[Date Prev][Date Next][Thread Prev][Thread Next][Date Index][Thread Index]

Re: [PATCH v3 03/20] xen/riscv: introduce VMID allocation and manegement

To: Jan Beulich <jbeulich@xxxxxxxx>
From: Oleksii Kurochko <oleksii.kurochko@xxxxxxxxx>
Date: Wed, 6 Aug 2025 13:33:31 +0200
Cc: Alistair Francis <alistair.francis@xxxxxxx>, Bob Eshleman <bobbyeshleman@xxxxxxxxx>, Connor Davis <connojdavis@xxxxxxxxx>, Andrew Cooper <andrew.cooper3@xxxxxxxxxx>, Anthony PERARD <anthony.perard@xxxxxxxxxx>, Michal Orzel <michal.orzel@xxxxxxx>, Julien Grall <julien@xxxxxxx>, Roger Pau Monné <roger.pau@xxxxxxxxxx>, Stefano Stabellini <sstabellini@xxxxxxxxxx>, xen-devel@xxxxxxxxxxxxxxxxxxxx
Delivery-date: Wed, 06 Aug 2025 11:33:43 +0000
List-id: Xen developer discussion <xen-devel.lists.xenproject.org>

On 8/4/25 5:19 PM, Jan Beulich wrote:

On 31.07.2025 17:58, Oleksii Kurochko wrote:

Current implementation is based on x86's way to allocate VMIDs:
  VMIDs partition the physical TLB. In the current implementation VMIDs are
  introduced to reduce the number of TLB flushes.  Each time the guest's
  virtual address space changes,

virtual?

I assumed that originally it meant that from Xen point of view it could be
called guest's virtual as guest doesn't really work with real physical address,
but it seems like it would be more clear to use guest-physical as you suggested
below.

instead of flushing the TLB, a new VMID is
  assigned.  This reduces the number of TLB flushes to at most 1/#VMIDs.
  The biggest advantage is that hot parts of the hypervisor's code and data
  retain in the TLB.

  VMIDs are a hart-local resource.  As preemption of VMIDs is not possible,
  VMIDs are assigned in a round-robin scheme.  To minimize the overhead of
  VMID invalidation, at the time of a TLB flush, VMIDs are tagged with a
  64-bit generation. Only on a generation overflow the code needs to
  invalidate all VMID information stored at the VCPUs with are run on the
  specific physical processor.  This overflow appears after about 2^80
  host processor cycles,

Where's this number coming from? (If you provide numbers, I think they will
want to be "reproducible" by the reader. Which I fear isn't the case here.)
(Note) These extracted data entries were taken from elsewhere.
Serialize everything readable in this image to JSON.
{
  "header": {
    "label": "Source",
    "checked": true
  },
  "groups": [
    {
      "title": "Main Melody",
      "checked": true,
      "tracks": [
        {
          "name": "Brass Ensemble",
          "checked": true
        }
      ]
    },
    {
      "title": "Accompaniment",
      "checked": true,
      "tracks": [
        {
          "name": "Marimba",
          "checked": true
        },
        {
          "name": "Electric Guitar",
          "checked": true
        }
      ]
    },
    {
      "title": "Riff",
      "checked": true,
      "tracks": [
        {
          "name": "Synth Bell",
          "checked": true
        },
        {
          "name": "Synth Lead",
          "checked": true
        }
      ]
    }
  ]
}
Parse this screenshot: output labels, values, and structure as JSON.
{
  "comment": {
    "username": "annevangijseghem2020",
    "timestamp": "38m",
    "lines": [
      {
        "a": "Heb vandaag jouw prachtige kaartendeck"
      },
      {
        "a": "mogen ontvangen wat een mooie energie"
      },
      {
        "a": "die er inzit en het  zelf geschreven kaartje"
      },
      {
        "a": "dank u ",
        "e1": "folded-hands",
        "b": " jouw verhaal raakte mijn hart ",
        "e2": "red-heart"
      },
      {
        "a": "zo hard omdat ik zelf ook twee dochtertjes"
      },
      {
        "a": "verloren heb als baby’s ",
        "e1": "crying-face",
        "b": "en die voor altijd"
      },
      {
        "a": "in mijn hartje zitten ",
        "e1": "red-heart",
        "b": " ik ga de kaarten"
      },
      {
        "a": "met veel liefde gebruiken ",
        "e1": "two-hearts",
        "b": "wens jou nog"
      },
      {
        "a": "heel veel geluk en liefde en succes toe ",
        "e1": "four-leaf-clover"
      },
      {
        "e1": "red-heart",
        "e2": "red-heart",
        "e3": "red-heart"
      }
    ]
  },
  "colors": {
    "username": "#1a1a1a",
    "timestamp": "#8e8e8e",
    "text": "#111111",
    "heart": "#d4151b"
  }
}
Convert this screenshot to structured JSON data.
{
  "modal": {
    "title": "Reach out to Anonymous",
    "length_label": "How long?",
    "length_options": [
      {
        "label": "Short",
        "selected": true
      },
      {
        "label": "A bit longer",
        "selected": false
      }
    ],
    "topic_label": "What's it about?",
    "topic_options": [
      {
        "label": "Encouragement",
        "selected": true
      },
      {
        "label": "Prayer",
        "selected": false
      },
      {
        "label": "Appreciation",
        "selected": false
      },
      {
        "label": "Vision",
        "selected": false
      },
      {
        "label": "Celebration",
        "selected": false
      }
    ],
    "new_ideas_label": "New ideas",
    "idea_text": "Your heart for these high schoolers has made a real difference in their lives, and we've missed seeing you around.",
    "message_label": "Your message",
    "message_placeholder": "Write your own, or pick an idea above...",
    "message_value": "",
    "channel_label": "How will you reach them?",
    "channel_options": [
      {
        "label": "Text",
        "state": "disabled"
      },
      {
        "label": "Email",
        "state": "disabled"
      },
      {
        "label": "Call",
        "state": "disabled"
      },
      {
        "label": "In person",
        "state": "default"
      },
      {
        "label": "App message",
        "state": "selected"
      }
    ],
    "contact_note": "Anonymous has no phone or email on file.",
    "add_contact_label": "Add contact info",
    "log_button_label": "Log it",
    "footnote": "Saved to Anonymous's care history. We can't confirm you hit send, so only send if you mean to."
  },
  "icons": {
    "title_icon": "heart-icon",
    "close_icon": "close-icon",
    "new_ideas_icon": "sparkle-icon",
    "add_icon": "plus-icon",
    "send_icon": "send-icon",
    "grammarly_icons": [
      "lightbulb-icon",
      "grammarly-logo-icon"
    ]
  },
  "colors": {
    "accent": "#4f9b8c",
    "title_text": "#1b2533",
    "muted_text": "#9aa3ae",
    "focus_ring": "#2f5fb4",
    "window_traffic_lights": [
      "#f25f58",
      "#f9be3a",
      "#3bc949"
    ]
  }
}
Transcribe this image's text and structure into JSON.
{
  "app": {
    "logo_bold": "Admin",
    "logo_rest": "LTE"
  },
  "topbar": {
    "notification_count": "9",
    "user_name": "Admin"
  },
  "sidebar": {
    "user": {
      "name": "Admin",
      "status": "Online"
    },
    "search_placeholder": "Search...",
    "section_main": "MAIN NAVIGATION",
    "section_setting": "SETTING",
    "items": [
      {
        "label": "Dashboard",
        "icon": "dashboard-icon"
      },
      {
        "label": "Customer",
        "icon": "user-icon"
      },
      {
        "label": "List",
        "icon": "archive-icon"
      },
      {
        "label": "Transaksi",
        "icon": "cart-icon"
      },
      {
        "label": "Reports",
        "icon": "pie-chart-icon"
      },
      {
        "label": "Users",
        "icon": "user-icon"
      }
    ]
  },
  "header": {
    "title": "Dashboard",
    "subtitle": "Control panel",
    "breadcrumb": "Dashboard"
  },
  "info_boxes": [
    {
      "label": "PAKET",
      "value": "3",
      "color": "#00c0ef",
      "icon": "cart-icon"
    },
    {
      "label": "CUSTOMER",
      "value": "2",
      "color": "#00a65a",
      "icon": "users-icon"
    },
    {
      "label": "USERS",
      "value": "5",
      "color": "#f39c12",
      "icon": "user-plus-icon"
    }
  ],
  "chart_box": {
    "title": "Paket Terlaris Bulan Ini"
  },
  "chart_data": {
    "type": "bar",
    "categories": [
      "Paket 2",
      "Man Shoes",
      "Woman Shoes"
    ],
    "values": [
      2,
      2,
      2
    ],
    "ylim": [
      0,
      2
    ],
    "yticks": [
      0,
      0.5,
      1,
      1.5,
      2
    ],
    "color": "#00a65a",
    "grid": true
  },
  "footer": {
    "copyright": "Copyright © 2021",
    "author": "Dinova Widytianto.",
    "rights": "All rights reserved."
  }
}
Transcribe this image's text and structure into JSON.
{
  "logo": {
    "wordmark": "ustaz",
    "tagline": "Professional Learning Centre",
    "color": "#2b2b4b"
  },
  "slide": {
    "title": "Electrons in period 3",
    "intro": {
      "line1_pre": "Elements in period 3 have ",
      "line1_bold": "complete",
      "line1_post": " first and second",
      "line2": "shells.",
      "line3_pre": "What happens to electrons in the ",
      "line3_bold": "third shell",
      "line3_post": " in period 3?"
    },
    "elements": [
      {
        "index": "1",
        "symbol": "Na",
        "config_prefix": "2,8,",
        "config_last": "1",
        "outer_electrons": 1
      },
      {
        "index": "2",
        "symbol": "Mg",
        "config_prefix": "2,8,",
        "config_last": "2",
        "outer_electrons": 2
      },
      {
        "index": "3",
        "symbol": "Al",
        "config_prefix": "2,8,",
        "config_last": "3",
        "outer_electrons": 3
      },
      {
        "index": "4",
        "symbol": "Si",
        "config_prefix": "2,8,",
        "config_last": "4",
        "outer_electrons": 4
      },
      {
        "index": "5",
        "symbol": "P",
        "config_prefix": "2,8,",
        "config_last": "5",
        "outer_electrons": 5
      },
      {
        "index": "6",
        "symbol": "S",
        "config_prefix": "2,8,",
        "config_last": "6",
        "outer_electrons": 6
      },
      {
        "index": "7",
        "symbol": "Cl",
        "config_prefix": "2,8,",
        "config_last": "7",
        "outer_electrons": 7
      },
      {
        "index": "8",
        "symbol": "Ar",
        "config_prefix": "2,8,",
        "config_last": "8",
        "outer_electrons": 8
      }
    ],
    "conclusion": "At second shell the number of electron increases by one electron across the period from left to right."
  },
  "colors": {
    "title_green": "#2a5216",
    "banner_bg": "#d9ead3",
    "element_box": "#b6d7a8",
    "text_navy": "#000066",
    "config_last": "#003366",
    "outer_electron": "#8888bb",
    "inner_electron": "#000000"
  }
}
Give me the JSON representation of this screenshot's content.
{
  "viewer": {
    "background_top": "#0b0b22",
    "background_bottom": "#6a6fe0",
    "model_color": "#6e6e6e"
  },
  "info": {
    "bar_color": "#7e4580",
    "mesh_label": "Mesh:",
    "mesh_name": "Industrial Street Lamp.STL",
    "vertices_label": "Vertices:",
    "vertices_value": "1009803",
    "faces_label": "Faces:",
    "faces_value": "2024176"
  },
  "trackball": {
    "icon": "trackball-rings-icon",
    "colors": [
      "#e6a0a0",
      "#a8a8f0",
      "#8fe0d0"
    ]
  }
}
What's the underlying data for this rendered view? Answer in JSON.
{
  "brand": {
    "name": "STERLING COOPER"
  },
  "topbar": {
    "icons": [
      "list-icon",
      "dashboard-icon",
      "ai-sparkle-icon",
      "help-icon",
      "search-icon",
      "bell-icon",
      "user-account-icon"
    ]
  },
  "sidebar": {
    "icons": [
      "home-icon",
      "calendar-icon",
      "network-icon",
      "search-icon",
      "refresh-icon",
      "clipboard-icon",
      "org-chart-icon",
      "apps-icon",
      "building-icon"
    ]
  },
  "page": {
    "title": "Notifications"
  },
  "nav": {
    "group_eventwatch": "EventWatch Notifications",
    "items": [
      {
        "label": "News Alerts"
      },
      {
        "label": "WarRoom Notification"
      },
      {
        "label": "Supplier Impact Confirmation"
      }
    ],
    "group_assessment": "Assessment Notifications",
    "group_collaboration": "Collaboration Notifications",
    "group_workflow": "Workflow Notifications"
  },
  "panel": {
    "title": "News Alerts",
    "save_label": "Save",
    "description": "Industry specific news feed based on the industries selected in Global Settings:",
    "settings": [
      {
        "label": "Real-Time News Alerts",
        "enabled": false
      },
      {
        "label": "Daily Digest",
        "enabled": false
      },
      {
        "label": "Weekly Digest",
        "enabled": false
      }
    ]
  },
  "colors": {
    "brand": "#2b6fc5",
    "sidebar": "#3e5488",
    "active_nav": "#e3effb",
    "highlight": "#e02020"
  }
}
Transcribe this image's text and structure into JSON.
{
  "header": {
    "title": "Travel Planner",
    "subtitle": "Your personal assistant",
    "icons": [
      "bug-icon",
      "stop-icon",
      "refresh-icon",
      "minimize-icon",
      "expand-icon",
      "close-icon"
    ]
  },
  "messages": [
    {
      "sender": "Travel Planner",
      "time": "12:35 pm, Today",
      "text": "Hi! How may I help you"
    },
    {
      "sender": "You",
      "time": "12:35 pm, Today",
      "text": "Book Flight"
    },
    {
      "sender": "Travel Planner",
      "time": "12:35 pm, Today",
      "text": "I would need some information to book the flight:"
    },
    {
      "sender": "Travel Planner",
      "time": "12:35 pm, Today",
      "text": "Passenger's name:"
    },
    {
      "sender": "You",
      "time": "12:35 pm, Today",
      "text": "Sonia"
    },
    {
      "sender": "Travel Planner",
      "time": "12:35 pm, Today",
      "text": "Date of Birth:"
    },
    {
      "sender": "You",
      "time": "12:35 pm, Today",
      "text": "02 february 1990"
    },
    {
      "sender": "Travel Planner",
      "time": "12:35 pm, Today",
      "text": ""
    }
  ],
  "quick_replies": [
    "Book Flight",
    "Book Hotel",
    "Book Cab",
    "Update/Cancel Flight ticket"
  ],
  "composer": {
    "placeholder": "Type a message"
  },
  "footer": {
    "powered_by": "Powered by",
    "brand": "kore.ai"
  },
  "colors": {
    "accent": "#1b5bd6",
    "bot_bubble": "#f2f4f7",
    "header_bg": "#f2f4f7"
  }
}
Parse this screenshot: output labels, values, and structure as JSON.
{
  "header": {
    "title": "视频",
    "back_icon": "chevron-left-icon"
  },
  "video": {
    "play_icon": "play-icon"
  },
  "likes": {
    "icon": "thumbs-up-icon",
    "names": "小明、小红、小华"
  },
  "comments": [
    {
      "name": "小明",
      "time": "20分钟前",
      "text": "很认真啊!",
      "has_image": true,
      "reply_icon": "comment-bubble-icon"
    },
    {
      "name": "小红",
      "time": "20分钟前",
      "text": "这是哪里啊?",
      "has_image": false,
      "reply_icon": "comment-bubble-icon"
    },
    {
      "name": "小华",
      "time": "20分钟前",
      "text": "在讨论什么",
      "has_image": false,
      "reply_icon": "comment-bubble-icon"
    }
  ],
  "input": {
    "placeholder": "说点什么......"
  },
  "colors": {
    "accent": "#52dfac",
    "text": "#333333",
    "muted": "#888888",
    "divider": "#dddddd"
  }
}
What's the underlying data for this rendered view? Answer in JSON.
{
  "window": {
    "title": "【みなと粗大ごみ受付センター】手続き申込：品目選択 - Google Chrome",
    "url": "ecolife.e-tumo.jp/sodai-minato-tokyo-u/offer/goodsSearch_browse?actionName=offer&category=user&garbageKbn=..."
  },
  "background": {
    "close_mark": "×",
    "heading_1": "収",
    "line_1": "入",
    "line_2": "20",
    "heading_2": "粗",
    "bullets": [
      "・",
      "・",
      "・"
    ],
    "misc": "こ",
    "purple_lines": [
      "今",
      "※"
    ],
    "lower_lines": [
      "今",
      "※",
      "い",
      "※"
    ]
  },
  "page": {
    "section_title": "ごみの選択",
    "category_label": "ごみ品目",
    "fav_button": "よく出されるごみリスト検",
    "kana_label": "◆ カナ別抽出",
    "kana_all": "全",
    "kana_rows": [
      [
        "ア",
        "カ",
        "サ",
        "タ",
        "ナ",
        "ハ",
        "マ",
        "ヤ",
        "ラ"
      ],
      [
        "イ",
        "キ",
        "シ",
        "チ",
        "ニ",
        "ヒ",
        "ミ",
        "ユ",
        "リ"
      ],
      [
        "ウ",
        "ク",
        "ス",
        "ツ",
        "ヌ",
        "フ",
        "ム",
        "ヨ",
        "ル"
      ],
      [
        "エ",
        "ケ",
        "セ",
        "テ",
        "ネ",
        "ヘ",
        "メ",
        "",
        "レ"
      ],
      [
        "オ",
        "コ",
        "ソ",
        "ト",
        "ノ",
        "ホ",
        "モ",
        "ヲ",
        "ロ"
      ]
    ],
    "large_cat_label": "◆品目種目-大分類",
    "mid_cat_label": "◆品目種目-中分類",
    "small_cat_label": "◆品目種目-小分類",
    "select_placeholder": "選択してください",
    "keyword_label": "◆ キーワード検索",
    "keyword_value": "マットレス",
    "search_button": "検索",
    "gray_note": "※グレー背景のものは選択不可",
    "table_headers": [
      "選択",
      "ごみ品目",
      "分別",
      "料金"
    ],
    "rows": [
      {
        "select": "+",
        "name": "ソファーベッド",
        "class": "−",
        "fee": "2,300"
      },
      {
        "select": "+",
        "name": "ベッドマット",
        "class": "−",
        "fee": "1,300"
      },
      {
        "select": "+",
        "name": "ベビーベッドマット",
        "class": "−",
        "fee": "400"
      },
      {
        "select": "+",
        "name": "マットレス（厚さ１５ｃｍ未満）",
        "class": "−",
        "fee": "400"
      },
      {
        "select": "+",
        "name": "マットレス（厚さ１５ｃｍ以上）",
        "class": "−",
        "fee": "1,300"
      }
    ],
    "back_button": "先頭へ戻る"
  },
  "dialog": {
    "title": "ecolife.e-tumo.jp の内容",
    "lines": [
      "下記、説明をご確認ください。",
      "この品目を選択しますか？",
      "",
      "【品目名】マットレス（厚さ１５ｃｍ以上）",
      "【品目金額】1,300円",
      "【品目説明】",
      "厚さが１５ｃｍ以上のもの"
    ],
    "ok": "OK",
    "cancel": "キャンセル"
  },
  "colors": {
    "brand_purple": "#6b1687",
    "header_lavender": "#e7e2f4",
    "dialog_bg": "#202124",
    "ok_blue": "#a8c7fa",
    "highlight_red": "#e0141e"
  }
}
The 2^80 cycles (based on x86-related numbers) result from:
  1. And VM-Entry/-Exit cycle takes at least 1800 cycles (approximated by 2^10)
  2. We have 64 ASIDs (2^6)
  3. 2^64 generations.
I removed this part of the comment earlier because I assumed that the first
item is quite CPU-dependent, even for x86, let alone for other architectures,
which may have a different number (?).
However, this part of the comment was reintroduced during one of the merges.

@@ -148,6 +149,8 @@ void __init noreturn start_xen(unsigned long bootcpu_id,
 
     console_init_postirq();
 
+    vmid_init();

This lives here only temporarily, I assume? Every hart will need to execute
it, and hence (like we have it on x86) this may want to be a central place
elsewhere.

I haven’t checked how it is done on x86; I probably should.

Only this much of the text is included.